Now with more than 40 data centers, CyrusOne (Ticker:CONE) announced a 28 percent increase in year-over-year revenue gains in its July 2017 quarterly close, with the top line coming in at $166.9 million. Earlier in the year, the company announced the acquisition of two additional data centers from Sentinel Data Centers for $490 million. According to CyrusOne, the acquisition would bring more geographical balance to its data center footprint. Furthermore, the company’s expansion plans include adding the company’s first facility in the Southeastern U.S.; Raleigh-Durham, North Carolina; and additional capacity in the strategic Northeastern U.S.; Somerset, N.J.
One of the smaller data center REITs on this list, QTS Realty Trust (Ticker:QTS) seems to aspire to more than just renting space to customers in racks with its emphasis on hybrid IT, hosted and managed services. However, QTS appears to be one of the few REITs whose growth is slowing, with the July 2017 quarter close of funds from operations only gaining 0.5 percent from the same quarter in the previous year, for a total of $35 million. Having said that, reported total revenues of $107.9 million were recognized in the second quarter of 2017, an increase of 9.3 percent compared to the same time last year. The company reported major activities in September, including the U.S. Department of Labor where it will deliver repeatable hybrid data center solutions and a carrier-neutral peering system.
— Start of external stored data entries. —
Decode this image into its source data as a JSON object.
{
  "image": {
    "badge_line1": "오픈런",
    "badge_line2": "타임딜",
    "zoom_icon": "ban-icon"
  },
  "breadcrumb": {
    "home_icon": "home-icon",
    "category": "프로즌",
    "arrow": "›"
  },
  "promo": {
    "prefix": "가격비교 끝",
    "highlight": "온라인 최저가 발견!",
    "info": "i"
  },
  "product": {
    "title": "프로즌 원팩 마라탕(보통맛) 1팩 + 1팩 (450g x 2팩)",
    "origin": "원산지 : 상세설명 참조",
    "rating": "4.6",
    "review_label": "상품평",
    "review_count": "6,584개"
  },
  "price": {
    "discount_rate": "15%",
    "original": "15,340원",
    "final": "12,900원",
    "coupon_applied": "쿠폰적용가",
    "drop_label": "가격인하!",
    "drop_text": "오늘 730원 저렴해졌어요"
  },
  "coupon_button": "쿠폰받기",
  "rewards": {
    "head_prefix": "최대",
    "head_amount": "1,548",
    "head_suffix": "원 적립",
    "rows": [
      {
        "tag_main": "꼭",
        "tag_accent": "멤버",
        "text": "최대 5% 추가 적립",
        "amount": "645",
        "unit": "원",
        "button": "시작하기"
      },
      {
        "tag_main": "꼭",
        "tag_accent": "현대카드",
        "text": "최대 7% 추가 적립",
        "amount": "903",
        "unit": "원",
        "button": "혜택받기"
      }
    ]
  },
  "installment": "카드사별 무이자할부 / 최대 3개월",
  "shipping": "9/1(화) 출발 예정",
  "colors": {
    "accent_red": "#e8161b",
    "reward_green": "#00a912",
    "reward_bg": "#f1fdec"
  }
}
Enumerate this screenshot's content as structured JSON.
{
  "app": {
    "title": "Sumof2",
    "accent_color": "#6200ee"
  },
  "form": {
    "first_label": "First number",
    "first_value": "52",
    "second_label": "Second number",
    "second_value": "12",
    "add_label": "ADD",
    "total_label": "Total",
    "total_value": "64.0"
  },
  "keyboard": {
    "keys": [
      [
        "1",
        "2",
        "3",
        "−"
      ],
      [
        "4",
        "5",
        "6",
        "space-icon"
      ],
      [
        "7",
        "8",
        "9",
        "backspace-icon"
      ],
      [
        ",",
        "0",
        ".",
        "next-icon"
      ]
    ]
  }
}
CoreSite Realty Corporation (Ticker:COR), whilst another smaller player in the data center REIT space, boasts a number of marquee names among its 1,200 plus customers including Verizon and Major League Baseball. Overall, the REIT operates 20 data centers in eight U.S. markets. The company has recently been marketing its relationship with AWS cloud services, which it claims offers direct connection to AWS compute power, database storage and content delivery, along with access to more than 70 products. In the third quarter of this year, CoreSite reported total operating revenues of $123.1 million, representing a 21.5 percent increase year-over-year. In the same quarter, the REIT executed 103 new and expansion data center leases comprising 40,842 net rentable square feet (NRSF), representing $10.1 million of annualized GAAP rent.We’ve seen a lot of consolidation in the telecom/data center REIT space. The trend seems to be that larger data center REITs will continue to buy assets from Tier 1 carriers and acquire or merge with smaller competitors. And the business looks to be in transition from one of hosting computer processing and storage assets, and co-locating assets of other internet companies to one of serving as a cross-connect between end customers and their cloud computing platforms. Investors simply looking for dividend payments can rest assured that those stemming from REITs will continue into the foreseeable future. However, the revenue mix may start to flux and potentially add some uncertainty or volatility as the industry moves forward.